Book review: After dark by Haruki Murakami

December 12, 2008

Title: After dark
Author: Haruki Murakami
Pages: 201

After dark is interesting but I just don’t get the point of the whole book. I think Murakami is commenting upon Japanese social ills like prostitution, over-working (especially through the night), gang violence, etc.

Mari is a teenage girl who is spending the night reading at a a restaurant.  It is here that she meets Takahashi, a boy who used to like her older siter Eri.  Eri, for some unknown reason (Wikipedia calls it social withdrawal or hikikomori), sleeps for most of the time. This has been going on for thew past couple of months and is perhaps one of the reasons a young girl like Mair is spending the night alone outside.

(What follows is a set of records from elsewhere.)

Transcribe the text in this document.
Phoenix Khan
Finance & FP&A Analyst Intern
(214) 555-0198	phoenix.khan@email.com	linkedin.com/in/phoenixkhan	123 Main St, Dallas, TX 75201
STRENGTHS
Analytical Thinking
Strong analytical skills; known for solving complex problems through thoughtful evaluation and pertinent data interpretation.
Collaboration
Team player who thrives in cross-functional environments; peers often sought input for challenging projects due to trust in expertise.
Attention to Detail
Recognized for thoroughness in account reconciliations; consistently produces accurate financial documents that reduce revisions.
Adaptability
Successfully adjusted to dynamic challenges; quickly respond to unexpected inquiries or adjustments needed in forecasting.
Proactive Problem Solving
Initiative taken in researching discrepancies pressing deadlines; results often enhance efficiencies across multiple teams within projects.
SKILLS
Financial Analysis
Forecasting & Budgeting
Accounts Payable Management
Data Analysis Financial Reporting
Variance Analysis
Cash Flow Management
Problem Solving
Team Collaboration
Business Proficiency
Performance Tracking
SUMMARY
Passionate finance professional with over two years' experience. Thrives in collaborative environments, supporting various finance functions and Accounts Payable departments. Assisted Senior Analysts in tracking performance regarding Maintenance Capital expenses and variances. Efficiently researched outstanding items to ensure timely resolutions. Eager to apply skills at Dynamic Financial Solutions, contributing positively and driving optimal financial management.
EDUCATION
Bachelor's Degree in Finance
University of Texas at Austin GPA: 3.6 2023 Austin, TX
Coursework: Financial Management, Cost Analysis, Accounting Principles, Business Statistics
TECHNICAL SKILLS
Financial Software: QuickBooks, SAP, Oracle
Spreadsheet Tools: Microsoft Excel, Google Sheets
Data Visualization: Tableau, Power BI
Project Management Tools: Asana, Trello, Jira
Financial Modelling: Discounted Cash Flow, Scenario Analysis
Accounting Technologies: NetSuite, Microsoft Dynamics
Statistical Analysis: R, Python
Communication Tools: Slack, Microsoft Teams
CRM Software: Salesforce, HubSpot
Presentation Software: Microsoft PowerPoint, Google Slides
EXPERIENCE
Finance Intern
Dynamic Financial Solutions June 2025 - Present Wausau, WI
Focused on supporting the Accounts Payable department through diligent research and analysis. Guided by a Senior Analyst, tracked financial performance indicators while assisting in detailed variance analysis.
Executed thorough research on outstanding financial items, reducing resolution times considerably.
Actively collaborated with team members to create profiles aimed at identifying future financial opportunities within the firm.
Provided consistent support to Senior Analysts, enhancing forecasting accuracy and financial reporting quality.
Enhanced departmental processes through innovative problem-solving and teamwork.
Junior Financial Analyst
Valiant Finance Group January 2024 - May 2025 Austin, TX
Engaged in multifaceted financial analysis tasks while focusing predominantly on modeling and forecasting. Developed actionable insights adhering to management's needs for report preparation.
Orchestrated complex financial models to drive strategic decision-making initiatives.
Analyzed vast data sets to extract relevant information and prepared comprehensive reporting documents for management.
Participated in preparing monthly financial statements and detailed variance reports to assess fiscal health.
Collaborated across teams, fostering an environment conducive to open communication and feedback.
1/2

After some time Takahashi leaves her and goes to practice with his bansd after a while. Meanwhile a Chinese prostitute has been beaten up badly by an overworked computer programmer. The manager of the ‘love hotel’ where the beating took place, a retired female wrestler called Kaoru, does not know what to do with the girl as she speaks only Chinese. Takahashi tells Kaoru that Mari knows Chinese and where to find here (the restaurant).

Every chapter is set at a particular time in the night. It begins shortly before midnight and concludes at around 7AM.